Saturday, 20 June 2026

Marcus Aurelius, Galen And Artorius

To Turn The Tide, CHAPTER FIFTEEN

We take for granted what writers of fiction do. They have had to learn how much can be done with written words.

At the end of CHAPTER FOURTEEN, a legate tells Artorius (time traveller):

"'The Emperor in Rome shall hear of you service to the State.'" (p. 213)

From its opening sentence, CHAPTER FIFTEEN is narrated from the point of view of Imperator Caesar Marcus Aurelius Antoninus Augustus in Rome. (Names of earlier Emperors are confusingly used as a mixture of titles and additional names.)

The Emperor receives reports about Artorius and converses with Galen who has corresponded with Artorius.

They are impressed by Artorius' mixture of knowledge and modesty. He claims to know much that turns out to be true but also acknowledges that there is much that he does not know. The Emperor is impressed with Artorius' clever derivation of distillation from distillare! 

Marcus Aulerius and Galen deduce some of the structure of English from Artorius' written Latin: use of capital letters; spaces between words.

Artorius and his companions have strange powers but are prepared to use them for Rome and mankind.

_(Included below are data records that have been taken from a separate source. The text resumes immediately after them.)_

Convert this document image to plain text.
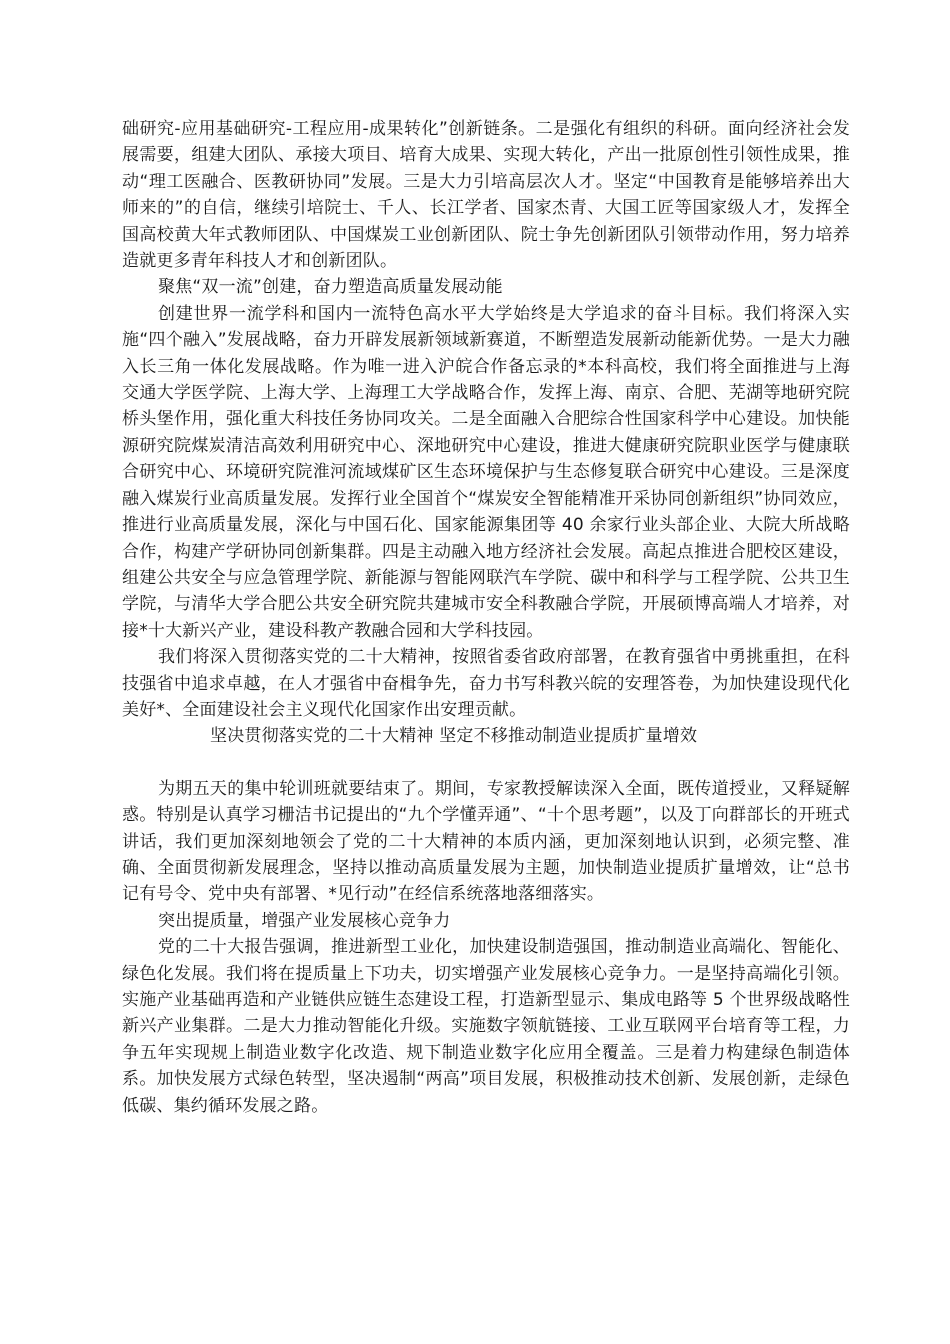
础研究-应用基础研究-工程应用-成果转化”创新链条。二是强化有组织的科研。面向经济社会发展需要，组建大团队、承接大项目、培育大成果、实现大转化，产出一批原创性引领性成果，推动“理工医融合、医教研协同”发展。三是大力引培高层次人才。坚定“中国教育是能够培养出大师来的”的自信，继续引培院士、千人、长江学者、国家杰青、大国工匠等国家级人才，发挥全国高校黄大年式教师团队、中国煤炭工业创新团队、院士争先创新团队引领带动作用，努力培养造就更多青年科技人才和创新团队。

聚焦“双一流”创建，奋力塑造高质量发展动能

创建世界一流学科和国内一流特色高水平大学始终是大学追求的奋斗目标。我们将深入实施“四个融入”发展战略，奋力开辟发展新领域新赛道，不断塑造发展新动能新优势。一是大力融入长三角一体化发展战略。作为唯一进入沪皖合作备忘录的*本科高校，我们将全面推进与上海交通大学医学院、上海大学、上海理工大学战略合作，发挥上海、南京、合肥、芜湖等地研究院桥头堡作用，强化重大科技任务协同攻关。二是全面融入合肥综合性国家科学中心建设。加快能源研究院煤炭清洁高效利用研究中心、深地研究中心建设，推进大健康研究院职业医学与健康联合研究中心、环境研究院淮河流域煤矿区生态环境保护与生态修复联合研究中心建设。三是深度融入煤炭行业高质量发展。发挥行业全国首个“煤炭安全智能精准开采协同创新组织”协同效应，推进行业高质量发展，深化与中国石化、国家能源集团等 40 余家行业头部企业、大院大所战略合作，构建产学研协同创新集群。四是主动融入地方经济社会发展。高起点推进合肥校区建设，组建公共安全与应急管理学院、新能源与智能网联汽车学院、碳中和科学与工程学院、公共卫生学院，与清华大学合肥公共安全研究院共建城市安全科教融合学院，开展硕博高端人才培养，对接*十大新兴产业，建设科教产教融合园和大学科技园。

我们将深入贯彻落实党的二十大精神，按照省委省政府部署，在教育强省中勇挑重担，在科技强省中追求卓越，在人才强省中奋楫争先，奋力书写科教兴皖的安理答卷，为加快建设现代化美好*、全面建设社会主义现代化国家作出安理贡献。

坚决贯彻落实党的二十大精神 坚定不移推动制造业提质扩量增效

为期五天的集中轮训班就要结束了。期间，专家教授解读深入全面，既传道授业，又释疑解惑。特别是认真学习栅洁书记提出的“九个学懂弄通”、“十个思考题”，以及丁向群部长的开班式讲话，我们更加深刻地领会了党的二十大精神的本质内涵，更加深刻地认识到，必须完整、准确、全面贯彻新发展理念，坚持以推动高质量发展为主题，加快制造业提质扩量增效，让“总书记有号令、党中央有部署、*见行动”在经信系统落地落细落实。

突出提质量，增强产业发展核心竞争力

党的二十大报告强调，推进新型工业化，加快建设制造强国，推动制造业高端化、智能化、绿色化发展。我们将在提质量上下功夫，切实增强产业发展核心竞争力。一是坚持高端化引领。实施产业基础再造和产业链供应链生态建设工程，打造新型显示、集成电路等 5 个世界级战略性新兴产业集群。二是大力推动智能化升级。实施数字领航链接、工业互联网平台培育等工程，力争五年实现规上制造业数字化改造、规下制造业数字化应用全覆盖。三是着力构建绿色制造体系。加快发展方式绿色转型，坚决遏制“两高”项目发展，积极推动技术创新、发展创新，走绿色低碳、集约循环发展之路。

Marcus Aurelius will go to where Artorius is. The mountain will go to Muhammad.

1 comment:

Anonymous said...

Kaor, Paul!

I reread Chapter Fifteen more than once with keen interest! If Marcus Aurelius was even only half as able and conscientious an Emperor as described by Stirling, then he was a truly rare and admirable ruler.

In our real world, Marcus Aurelius did go to personally command the war against the Marcomanni, a conflict which devastated the Pannonian provinces and parts of NE Italy. The Emperor did win his war and even temporarily conquered what is now the Czech Republic, but the struggle exhausted him and the Empire (and probably hastened his death). Unfortunately, Commodus withdrew from his father's conquests.